The movement was small in numbers in South Africa but in the void created by a lack of much else, we were very vocal and very noticeable in the larger urban and more liberal English speaking cities.
Around that time a cinema in Hillbrow, the only part of Johannesburg with any nightlife, started showing a film about Hendrix every Friday night at midnight. It was part performance, part interview with the people who knew him. For us it was the closest we could get to real rock music, other than our precious record collections. A horde of us would descend on the cinema, sit back and watch his magic on the big screen, The prerequisite LSD we all took before each showing fueled our absorption. Before long, we knew every word of every interview, knew every not of the live footage but still went back for more.
Not all the student anti-apartheid troops staddled politics with rock and drugs but enough did to infuse the movement. On a Friday afternoon in 1973 the police invaded Cape Town Cathedral where students were holding a silent vigil agsinst Apartheid. Students were beaten with batons amongst the pews. We knew we would be hitting the streets on Monday. We spent the weekend cutting up pieces of cloth for the inevitable tear gas, making placards and banners denouncing evil in all it's forms. Fueling our energy and commitment was a non stop rock soundtrack, with Jimi Hendrix getting more play than anyone else.
Not that his music spoke directly of protest or revolution. He was revolution personified.
We battled with police for the next week in and around campus. By Friday government decree and a final invasion of plain clothed police with batons beat us into submission, hauling a few hundred off to prison. Things quieted down but our passion didn't. We did more than protest. We went out to rural areas and built one and two roomed classrooms for black children who had no direct access to education. We organzized, we exposed and we wrote.
As part of the editorial staff of the college newspaper I was eventually charged by the government with 32 counts of obscenity and defamation. By most standards it was neither obscene or defamatory but in the authorities eyes we had gone to far. Charges were eventually dropped against me and all but two others and we made the first story on the national news for some fleeting fame.
I moved on after college and settled in America in a new era. The battle in South Africa intensified as the black majority revolted. A few of my friends from that era died later on at the hand of government assassins, many others died in the violence that lasted from 1976 to 1990. By comparison, the police handled our samll but passionate band with kid gloves. The worst any of us received were some welts from police batons. Even white radicals received some level of protection from the Apartheid regime.

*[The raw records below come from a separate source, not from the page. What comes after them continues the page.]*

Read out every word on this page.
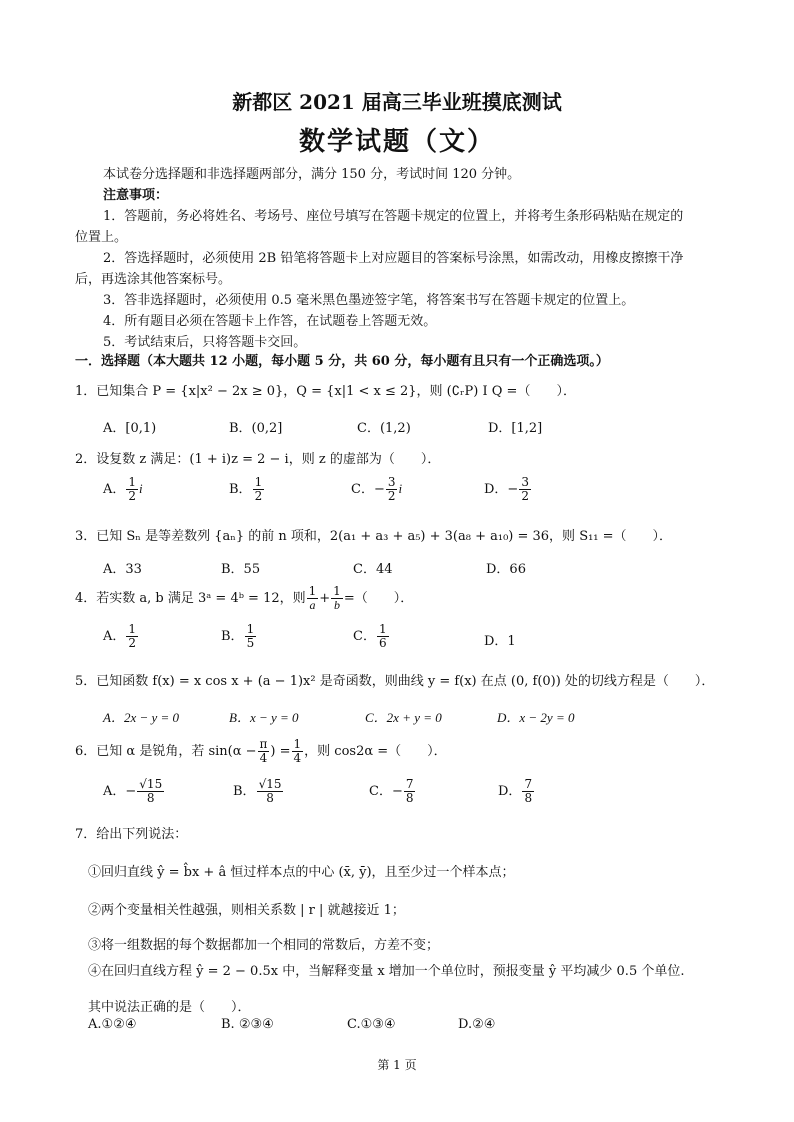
新都区 2021 届高三毕业班摸底测试
数学试题（文）
本试卷分选择题和非选择题两部分，满分 150 分，考试时间 120 分钟。
注意事项：
1．答题前，务必将姓名、考场号、座位号填写在答题卡规定的位置上，并将考生条形码粘贴在规定的
位置上。
2．答选择题时，必须使用 2B 铅笔将答题卡上对应题目的答案标号涂黑，如需改动，用橡皮擦擦干净
后，再选涂其他答案标号。
3．答非选择题时，必须使用 0.5 毫米黑色墨迹签字笔，将答案书写在答题卡规定的位置上。
4．所有题目必须在答题卡上作答，在试题卷上答题无效。
5．考试结束后，只将答题卡交回。
一．选择题（本大题共 12 小题，每小题 5 分，共 60 分，每小题有且只有一个正确选项。）
1．已知集合 P = {x|x² − 2x ≥ 0}，Q = {x|1 < x ≤ 2}，则 (∁ᵣP) I Q =（　　）．
A．[0,1)	B．(0,2]	C．(1,2)	D．[1,2]
2．设复数 z 满足：(1 + i)z = 2 − i，则 z 的虚部为（　　）．
A． $\frac{1}{2}$ i	B． $\frac{1}{2}$	C．− $\frac{3}{2}$ i	D．− $\frac{3}{2}$
3．已知 Sₙ 是等差数列 {aₙ} 的前 n 项和，2(a₁ + a₃ + a₅) + 3(a₈ + a₁₀) = 36，则 S₁₁ =（　　）．
A．33	B．55	C．44	D．66
4．若实数 a, b 满足 3ᵃ = 4ᵇ = 12，则 $\frac{1}{a} + \frac{1}{b}$ =（　　）．
A． $\frac{1}{2}$	B． $\frac{1}{5}$	C． $\frac{1}{6}$	D．1
5．已知函数 f(x) = x cos x + (a − 1)x² 是奇函数，则曲线 y = f(x) 在点 (0, f(0)) 处的切线方程是（　　）．
A．2x − y = 0	B．x − y = 0	C．2x + y = 0	D．x − 2y = 0
6．已知 α 是锐角，若 $\sin(\alpha - \frac{\pi}{4}$ ) = $\frac{1}{4}$ ，则 cos2α =（　　）．
A．− $\frac{√15}{8}$	B． $\frac{√15}{8}$	C．− $\frac{7}{8}$	D． $\frac{7}{8}$
7．给出下列说法：
①回归直线 ŷ = b̂x + â 恒过样本点的中心 (x̄, ȳ)，且至少过一个样本点；
②两个变量相关性越强，则相关系数 | r | 就越接近 1；
③将一组数据的每个数据都加一个相同的常数后，方差不变；
④在回归直线方程 ŷ = 2 − 0.5x 中，当解释变量 x 增加一个单位时，预报变量 ŷ 平均减少 0.5 个单位.
其中说法正确的是（　　）．
A.①②④	B. ②③④	C.①③④	D.②④
第 1 页
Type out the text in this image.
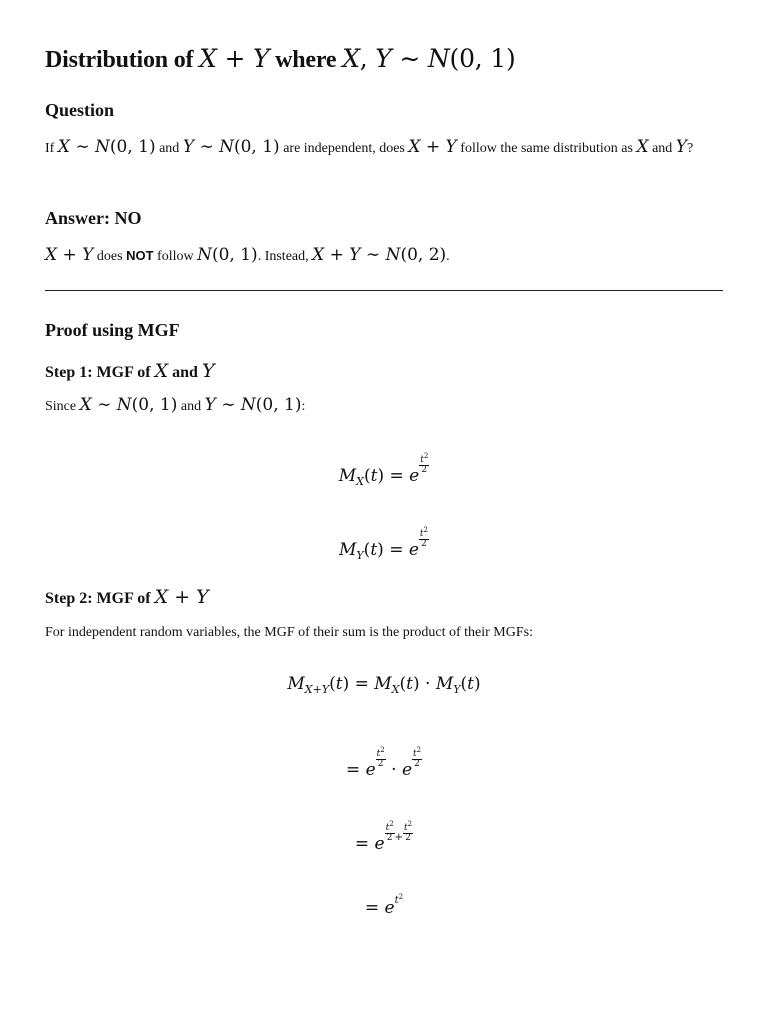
Distribution of X + Y where X, Y ∼ N(0, 1)
Question

If X ∼ N(0, 1) and Y ∼ N(0, 1) are independent, does X + Y follow the same distribution as X and Y?

Answer: NO

X + Y does NOT follow N(0, 1). Instead, X + Y ∼ N(0, 2).

Proof using MGF
Step 1: MGF of X and Y

Since X ∼ N(0, 1) and Y ∼ N(0, 1):

$M_X(t) = e$
$\frac{t^2}{2}$
$M_Y(t) = e$
$\frac{t^2}{2}$
Step 2: MGF of X + Y

For independent random variables, the MGF of their sum is the product of their MGFs:

$M_{X+Y}(t) = M_X(t) \cdot M_Y(t)$
= e
$\frac{t^2}{2}$
· e
$\frac{t^2}{2}$
= e
$\frac{t^2}{2} ^+ \frac{t^2}{2}$
= $e^{t^2}$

Apartheid was eventually beaten. It took the black majority population to rise up, giving their lives if necessary, a commitment I could never reach. I played a small role in that, it was the best I could do, but it changed me forever.
Everything has a soundtrack and the music of that time in my life featured Jimi Hendrix's music above all. His star shone so bright, it seemed he was always destined to leave us far too early.